Why? Well, in simple terms, VTC is the threshold set in energy contracts for energy use and if less energy is being used than predicted this can have financial implications.
If a business uses less energy than is forecasted in the contract year, the supplier has a right to claw this back and to recoup money from the business to cover energy not used. The conditions of many VTC are normally a minimum consumption and a maximum consumption threshold. These vary dependent on supplier and type of contract but are usually between 80-120%.
This means that retailers are committing to using the annual agreed amount of supply between these ranges. Use more than 120% then the supplier reserves the right to charge you more to cover the excess. Use less and the supplier reserves the right to charge you, for the bit you didn’t use. This is because suppliers purchase energy based on forecast consumption and if business consumption is less at the end of the year the supplier has to then sell it back to the markets, usually at a financial loss. This is where the cost to the customer’s demand occurs because it is less than expected and forecast.
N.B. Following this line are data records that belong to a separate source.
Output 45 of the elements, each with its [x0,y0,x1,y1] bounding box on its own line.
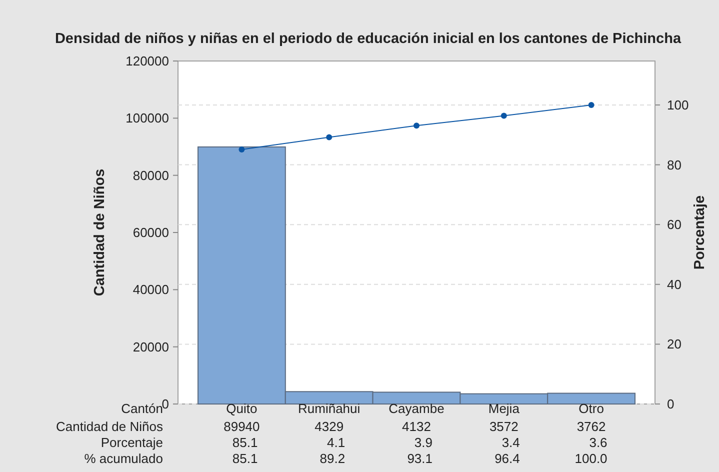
text: 4329 [314,419,344,434]
text: 3.9 [414,435,432,450]
y-tick-label: 100000 [126,110,169,126]
point [414,122,420,129]
point [500,112,507,119]
x-axis-title: Cantón [121,401,163,416]
text: 3762 [576,419,606,434]
y-tick-label: 120000 [126,54,169,68]
text: 3572 [489,419,518,434]
y2-tick-label: 20 [667,336,682,352]
y-tick-label: 0 [162,396,169,412]
y-tick-label: 80000 [132,168,169,183]
text: 3.4 [502,435,520,450]
text: 100.0 [574,451,608,466]
point [238,146,245,152]
x-tick-label: Mejia [488,401,520,416]
y2-tick-label: 100 [667,97,689,112]
y2-tick-label: 40 [667,276,682,292]
x-tick-label: Rumiñahui [298,401,360,416]
y2-tick-label: 80 [667,157,682,172]
text: 85.1 [232,435,258,450]
text: Porcentaje [100,435,163,450]
text: 89940 [224,419,260,434]
text: 3.6 [589,435,608,450]
x-tick-label: Otro [578,401,604,416]
y-tick-label: 40000 [132,282,169,298]
text: 89.2 [320,451,346,466]
chart-title: Densidad de niños y niñas en el periodo de educación inicial en los cantones de Pichincha [54,31,682,47]
point [588,102,594,108]
text: % acumulado [84,451,163,466]
text: 4.1 [327,435,346,450]
text: 85.1 [232,451,258,466]
y-axis-title: Cantidad de Niños [92,168,108,296]
x-tick-label: Quito [226,401,258,416]
y2-axis-title: Porcentaje [692,195,708,270]
y2-tick-label: 60 [667,217,682,232]
x-tick-label: Cayambe [388,401,444,416]
y-tick-label: 20000 [132,339,169,354]
y2-tick-label: 0 [667,396,674,412]
text: 96.4 [494,451,520,466]
text: 93.1 [407,451,432,466]
y-tick-label: 60000 [132,225,169,240]
point [326,134,332,140]
text: 4132 [402,419,431,434]
text: Cantidad de Niños [56,419,164,434]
Rarely are these clauses enforced, this may be as a result of brand and customer care or their billing systems don’t allow for this and therefore it would be a manual and costly process. It can also outweigh the benefits and therefore they just suffer the costs of selling back excess consumption to the Grid. Also, some suppliers don’t have the ability to measure this and or the billing systems in place to cope with the calculation. So, it’s not normally a big problem, as most suppliers will work with a TPI or customers if any change in volume was expected. If they know then they can manage it.
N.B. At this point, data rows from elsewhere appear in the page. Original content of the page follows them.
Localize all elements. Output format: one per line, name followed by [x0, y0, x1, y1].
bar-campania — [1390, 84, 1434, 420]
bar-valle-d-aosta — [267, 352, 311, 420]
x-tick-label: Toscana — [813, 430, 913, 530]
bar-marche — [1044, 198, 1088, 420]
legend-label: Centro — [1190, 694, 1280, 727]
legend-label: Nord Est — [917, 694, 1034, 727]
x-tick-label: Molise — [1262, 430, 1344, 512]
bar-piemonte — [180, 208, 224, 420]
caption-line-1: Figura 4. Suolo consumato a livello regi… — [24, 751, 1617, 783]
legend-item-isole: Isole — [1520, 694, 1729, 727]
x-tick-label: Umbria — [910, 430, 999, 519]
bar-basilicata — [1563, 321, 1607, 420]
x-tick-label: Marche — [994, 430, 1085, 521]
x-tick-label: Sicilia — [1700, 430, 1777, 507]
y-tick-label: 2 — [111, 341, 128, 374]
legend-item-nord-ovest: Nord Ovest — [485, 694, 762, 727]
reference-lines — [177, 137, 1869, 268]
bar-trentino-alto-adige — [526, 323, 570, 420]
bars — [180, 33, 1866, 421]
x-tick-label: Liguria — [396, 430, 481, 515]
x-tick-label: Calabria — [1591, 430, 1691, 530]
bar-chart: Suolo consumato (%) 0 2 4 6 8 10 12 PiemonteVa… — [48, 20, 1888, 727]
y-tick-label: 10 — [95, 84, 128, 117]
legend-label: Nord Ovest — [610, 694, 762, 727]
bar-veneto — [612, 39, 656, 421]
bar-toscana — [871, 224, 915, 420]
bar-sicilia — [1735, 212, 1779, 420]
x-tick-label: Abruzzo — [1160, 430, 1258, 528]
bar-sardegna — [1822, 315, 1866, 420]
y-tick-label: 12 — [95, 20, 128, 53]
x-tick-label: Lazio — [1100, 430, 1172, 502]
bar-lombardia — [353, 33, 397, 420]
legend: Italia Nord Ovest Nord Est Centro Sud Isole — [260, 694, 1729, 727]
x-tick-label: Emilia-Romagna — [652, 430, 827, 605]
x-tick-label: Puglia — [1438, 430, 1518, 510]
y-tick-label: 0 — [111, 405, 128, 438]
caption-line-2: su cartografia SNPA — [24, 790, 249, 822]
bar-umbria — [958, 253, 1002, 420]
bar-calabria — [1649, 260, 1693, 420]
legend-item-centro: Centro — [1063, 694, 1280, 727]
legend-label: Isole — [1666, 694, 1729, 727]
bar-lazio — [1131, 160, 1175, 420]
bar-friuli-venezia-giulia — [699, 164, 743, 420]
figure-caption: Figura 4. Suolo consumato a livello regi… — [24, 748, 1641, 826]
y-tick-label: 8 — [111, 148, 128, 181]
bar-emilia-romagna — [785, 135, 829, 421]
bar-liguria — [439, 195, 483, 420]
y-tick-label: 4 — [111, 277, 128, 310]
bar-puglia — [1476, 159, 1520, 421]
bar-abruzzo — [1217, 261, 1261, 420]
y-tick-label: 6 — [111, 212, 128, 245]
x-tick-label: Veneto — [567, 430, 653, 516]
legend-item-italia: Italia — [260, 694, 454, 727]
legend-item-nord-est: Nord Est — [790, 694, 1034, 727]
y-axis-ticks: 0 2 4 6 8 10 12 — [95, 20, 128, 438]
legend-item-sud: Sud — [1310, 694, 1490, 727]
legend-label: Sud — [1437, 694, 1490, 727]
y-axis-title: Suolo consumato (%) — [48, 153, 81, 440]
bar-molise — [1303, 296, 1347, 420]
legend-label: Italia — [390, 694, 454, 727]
In ‘normal’ times, energy consumption doesn’t vary year to year, so the VTC poses little concern. The issue that occurs now is when energy use is changeable. The new normal has created this unpredictability and has impacted on energy consumption hugely creating a demand ‘erosion’.
For example, this was especially visible on Friday 22 May, where the day ahead gas price was 31% cheaper than the previous day.
For businesses with a fully flex contract the concerns of VTC will be minimal, but those in fixed contracts may see the VTC brought into force as suppliers look to recover costs in the ‘new normal’. This is because whilst in lockdown, businesses have not used the expected amount of energy and supplier are faced with an excess of purchased energy, that they then need to sell back to the Grid at a loss.
The Covid-19 pandemic and lockdown has meant that there will have been a split in how many businesses will have managed their energy consumption. With the new normal dawning, schools and businesses opening, retailers opening from 15 June and hospitality in July, some may see that their energy consumption has shifted and their annual consumption greatly different than forecasted.
For those that are well versed in good building controls practices, they will have ensured that all energy consuming building equipment was managed and switched off during lockdown. This will have reduced their energy consumption and in turn they will expect to see a financial benefit in energy spend. Moving forward they could also see lower consumption levels per day than pre-Covid-19 as they may operate shorter hours, have fewer staff onsite and for retailers and hospitality, may not see the high street footprint for months to come.
In light of all of this businesses have of course used less energy than forecast and therefore less than their contract had ‘allowed for’ with their supplier. Should the supplier bring in the VTC clause, businesses may see a demand for payment for energy not used.
As with all things Covid-19 focused, there is a great deal of uncertainty, the VTC is one such issue for businesses due to open and commence their ‘new normal’ this and next month. Will suppliers be forced to apply this and how do they charge for it given the massive falls in wholesale prices and what will this mean to businesses? Will businesses be charged, are they even aware this is an issue? what can they look to do about it? and is it even on their radar as a potential issue in regards to cost and procurement planning?
The coming months will soon determine what route suppliers take here and at what ‘unknown and probably unplanned’ cost this will have for businesses.